If you're scoring at home, progressives' ideas were appropriated by the mainstream, their identity was appropriated by their most divisive leaders, and their future was appropriated by a new kind of progressive — strivers.
All they knew how to do was rally that shrinking base.
In politics, it's easy to mistake winning elections for competence. The progressives' collapse seemed so sudden because a string of electoral victories masked their growing vulnerability.
When progressives captured control of the Democratic County Central Committee in 2008, it was seen as the final cog in the movement's machine. In a city where Democrats outnumber Republicans 6-to-1, awarding favored candidates the official party endorsement makes a difference. In '08, if you were a progressive, you won.
But rather than the dawn of a new era, it was a last hurrah. First-time voters infected with Obama-mania punched the straight Democratic ticket — which was also a straight progressive ticket. It's a turnout of the like San Francisco may never see again. But the progressives' unity evaporated, and without a battalion of “surge voters,” every DCCC/progressive candidate lost in 2010. Then came the ascension of Lee, the biggest fumble in the history of San Francisco progressive politics.
Progressives aren't toxic — Ross Mirkarimi eked out victory in the sheriff's race. But Mirkarimi was an established politician, with name recognition and major endorsements, facing two relatively unknown opponents in a down-ticket race. It was also a Pyrrhic victory; the moderate Lee will appoint Mirkarimi's successor as supervisor of District 5 — the most progressive in all San Francisco.
At the end of 2011, progressives are facing an existential challenge. The economy is brutal, demographics bode poorly, and identity politics is resurgent in San Francisco.
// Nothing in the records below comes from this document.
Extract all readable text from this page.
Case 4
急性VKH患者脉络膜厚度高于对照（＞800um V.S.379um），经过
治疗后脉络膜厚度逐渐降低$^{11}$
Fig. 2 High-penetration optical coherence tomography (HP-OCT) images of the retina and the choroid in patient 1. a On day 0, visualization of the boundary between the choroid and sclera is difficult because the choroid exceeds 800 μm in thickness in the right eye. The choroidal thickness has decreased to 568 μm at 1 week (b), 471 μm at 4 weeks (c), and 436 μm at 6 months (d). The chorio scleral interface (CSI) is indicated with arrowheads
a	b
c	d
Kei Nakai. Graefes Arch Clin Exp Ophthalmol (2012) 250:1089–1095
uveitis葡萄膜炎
A decade ago, ideology trumped identity — a downtown slate of gay and minority candidates was demolished by the mostly white, male progressives. That's history. If progressives have trouble articulating their message to each other, it's even harder in Cantonese.
Progressives have two choices. Either they can learn new tricks, reach outside of their comfort zone, and create a stable organization — or they can wait and hope that history repeats itself. If the economy improves and Ed Lee really is Willie Brown 2.0, San Francisco voters may rise again.
Is the mayor the progressives' last, best hope? It remains to be seen if Ed Lee gets it done.